Конечно, не то, чтобы я знал, что в один прекрасный день я высвобожу немного истины из этого столь болезненного и сейчас пока не понятого мной впечатления. Но я знал, что если я вообще смогу когда-нибудь извлечь хоть чуточку истины, то только из этого впечатления. Такого необычного, такого спонтанного, которое ни моим разумением не было прочерчено, ни моим малодушием смягчено, и которое сама смерть, ее резко обнажившийся лик подобно молнии прорыли во мне согласно некоему сверхъестественному, нечеловеческому письму, как двойную и таинственную борозду (по-французски здесь стоит un graphlque, но «графика» — по-русски неконтролируемое слово, вызывающее другие ассоциации, а вот «письмена», «письмо», «начертание» в старом смысле этого слова, видимо, лучше подходит).

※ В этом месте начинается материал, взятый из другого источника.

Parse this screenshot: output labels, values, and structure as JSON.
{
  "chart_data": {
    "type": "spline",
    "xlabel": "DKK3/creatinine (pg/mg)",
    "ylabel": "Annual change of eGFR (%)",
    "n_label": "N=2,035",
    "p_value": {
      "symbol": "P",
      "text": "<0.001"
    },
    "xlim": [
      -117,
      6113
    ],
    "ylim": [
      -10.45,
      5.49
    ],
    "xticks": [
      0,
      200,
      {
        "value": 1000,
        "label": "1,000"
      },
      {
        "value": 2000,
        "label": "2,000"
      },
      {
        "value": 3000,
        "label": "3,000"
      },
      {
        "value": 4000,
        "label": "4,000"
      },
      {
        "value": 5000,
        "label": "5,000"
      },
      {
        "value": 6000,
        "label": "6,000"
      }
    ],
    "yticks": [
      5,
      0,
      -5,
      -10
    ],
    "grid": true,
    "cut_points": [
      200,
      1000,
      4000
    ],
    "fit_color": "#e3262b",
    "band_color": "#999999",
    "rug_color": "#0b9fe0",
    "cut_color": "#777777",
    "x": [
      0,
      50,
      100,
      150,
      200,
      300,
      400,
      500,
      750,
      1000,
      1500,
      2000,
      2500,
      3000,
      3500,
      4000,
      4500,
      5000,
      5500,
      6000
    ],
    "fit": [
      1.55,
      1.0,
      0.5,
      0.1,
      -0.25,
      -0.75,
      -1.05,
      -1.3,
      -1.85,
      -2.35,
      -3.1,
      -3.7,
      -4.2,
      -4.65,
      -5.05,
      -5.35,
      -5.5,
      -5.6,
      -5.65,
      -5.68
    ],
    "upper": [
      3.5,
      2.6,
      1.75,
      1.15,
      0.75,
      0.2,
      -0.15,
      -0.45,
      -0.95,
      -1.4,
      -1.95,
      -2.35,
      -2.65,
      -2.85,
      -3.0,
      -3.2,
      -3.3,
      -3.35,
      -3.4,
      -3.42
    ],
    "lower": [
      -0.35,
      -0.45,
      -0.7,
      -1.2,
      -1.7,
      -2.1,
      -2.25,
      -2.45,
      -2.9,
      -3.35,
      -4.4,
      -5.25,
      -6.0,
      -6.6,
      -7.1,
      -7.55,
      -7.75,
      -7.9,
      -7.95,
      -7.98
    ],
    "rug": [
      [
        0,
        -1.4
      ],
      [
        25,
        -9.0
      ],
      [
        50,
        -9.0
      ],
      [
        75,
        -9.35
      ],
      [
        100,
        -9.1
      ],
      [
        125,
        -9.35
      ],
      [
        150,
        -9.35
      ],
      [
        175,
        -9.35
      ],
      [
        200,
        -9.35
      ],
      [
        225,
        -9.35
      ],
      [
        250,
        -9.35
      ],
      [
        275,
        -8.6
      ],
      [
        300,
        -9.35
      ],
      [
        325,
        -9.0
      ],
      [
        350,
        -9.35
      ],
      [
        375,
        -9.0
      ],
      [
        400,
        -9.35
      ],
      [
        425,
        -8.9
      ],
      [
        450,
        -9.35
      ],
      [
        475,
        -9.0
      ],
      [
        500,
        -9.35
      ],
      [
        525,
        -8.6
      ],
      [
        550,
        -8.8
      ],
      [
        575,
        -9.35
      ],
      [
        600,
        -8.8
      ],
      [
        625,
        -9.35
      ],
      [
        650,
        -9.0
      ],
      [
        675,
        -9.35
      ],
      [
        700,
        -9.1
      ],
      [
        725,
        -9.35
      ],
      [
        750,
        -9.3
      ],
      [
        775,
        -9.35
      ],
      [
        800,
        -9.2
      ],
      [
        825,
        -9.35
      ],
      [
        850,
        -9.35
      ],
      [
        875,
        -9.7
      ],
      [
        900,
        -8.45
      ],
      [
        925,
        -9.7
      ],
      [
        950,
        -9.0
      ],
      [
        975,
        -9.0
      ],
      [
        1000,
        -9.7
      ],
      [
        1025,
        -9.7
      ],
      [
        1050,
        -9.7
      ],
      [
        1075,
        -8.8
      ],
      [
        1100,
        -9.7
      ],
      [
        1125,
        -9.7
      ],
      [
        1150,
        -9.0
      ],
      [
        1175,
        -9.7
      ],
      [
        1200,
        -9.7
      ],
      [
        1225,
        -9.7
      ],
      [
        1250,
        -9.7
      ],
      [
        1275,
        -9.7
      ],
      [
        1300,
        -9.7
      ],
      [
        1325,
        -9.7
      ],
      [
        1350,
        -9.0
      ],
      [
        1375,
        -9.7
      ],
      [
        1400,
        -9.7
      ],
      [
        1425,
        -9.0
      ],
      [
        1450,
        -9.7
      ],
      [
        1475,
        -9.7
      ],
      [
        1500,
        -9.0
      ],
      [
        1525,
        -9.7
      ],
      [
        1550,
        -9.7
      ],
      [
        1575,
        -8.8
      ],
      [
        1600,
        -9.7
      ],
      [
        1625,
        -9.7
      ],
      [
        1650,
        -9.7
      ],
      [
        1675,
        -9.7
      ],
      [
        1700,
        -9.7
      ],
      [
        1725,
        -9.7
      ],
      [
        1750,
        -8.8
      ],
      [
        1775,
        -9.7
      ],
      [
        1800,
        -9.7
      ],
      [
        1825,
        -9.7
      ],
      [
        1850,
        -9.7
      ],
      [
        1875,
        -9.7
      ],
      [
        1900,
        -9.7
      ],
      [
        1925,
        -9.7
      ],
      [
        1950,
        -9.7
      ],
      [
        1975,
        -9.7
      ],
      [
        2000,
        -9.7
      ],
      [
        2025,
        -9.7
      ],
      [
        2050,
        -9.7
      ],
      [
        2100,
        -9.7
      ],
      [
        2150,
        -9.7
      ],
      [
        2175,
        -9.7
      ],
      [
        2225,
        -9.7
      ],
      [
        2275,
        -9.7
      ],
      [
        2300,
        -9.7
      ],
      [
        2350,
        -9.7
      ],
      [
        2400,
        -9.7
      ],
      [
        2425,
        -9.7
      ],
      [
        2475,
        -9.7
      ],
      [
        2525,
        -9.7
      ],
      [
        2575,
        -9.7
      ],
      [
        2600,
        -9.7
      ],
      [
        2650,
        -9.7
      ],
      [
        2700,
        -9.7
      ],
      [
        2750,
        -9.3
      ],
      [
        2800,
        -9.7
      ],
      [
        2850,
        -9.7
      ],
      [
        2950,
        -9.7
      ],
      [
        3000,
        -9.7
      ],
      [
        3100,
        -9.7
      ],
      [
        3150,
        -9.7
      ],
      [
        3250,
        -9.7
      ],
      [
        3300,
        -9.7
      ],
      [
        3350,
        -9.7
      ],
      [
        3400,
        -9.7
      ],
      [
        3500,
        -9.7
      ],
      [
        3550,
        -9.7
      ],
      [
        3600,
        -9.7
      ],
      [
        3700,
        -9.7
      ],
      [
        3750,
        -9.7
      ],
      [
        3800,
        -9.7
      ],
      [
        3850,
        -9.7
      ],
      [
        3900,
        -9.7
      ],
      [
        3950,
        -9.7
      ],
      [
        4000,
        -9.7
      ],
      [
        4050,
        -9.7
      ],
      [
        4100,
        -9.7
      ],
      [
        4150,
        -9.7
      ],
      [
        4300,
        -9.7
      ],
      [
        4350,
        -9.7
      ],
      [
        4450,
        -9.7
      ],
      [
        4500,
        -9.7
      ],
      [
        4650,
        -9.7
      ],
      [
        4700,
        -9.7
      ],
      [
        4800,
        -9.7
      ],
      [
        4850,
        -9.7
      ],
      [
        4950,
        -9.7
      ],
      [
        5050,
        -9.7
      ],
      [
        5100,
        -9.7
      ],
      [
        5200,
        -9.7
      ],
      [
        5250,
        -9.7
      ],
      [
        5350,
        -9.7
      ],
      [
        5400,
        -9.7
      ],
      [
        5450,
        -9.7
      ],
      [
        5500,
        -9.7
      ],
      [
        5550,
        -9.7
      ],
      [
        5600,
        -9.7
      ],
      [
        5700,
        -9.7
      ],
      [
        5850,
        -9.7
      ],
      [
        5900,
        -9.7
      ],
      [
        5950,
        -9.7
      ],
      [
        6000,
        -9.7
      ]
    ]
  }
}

Я хочу, чтобы в этом куске, прописанном с такой силой, вы пометили себе некоторые темы. Во-первых, тему страдания — крестового страдания. Представьте зрительно: мы распяты, нас раздирает в разные стороны, это мука, мы вцепились в страдание. Но удастся ли? Удастся, но только из продумывания, из проработки этого страдания можно извлечь истину или увидеть реальность. Не знаю, говорит Пруст, высвобожу или нет, но если высвобожу, то только так. Другого пути нет. То есть другого пути познания нет. Во-вторых: то впечатление, из которого и только из которого можно что-то извлечь, принадлежит к особой категории впечатлений. Это невыдуманное впечатление (тоже очень важная тема Пруста), то, чего нельзя ни вообразить, ни придумать. Пруст пишет: Такое впечатление, которое особенное, спонтанное в том смысле, что оно ни моим разумением не было прочерчено, ни смягчено моим малодушием, а то, что само случилось. Это очень важное различение — между тем, что мы можем вообразить, представить, придумать, и чем-то, что в принципе нами не может быть вымышлено. Но с нами что-то происходит, что имеет облик нашего впечатления или сознания, и вот из него только и можно извлечь истину. Нечто такое, что в нас происходит и что независимо от нас.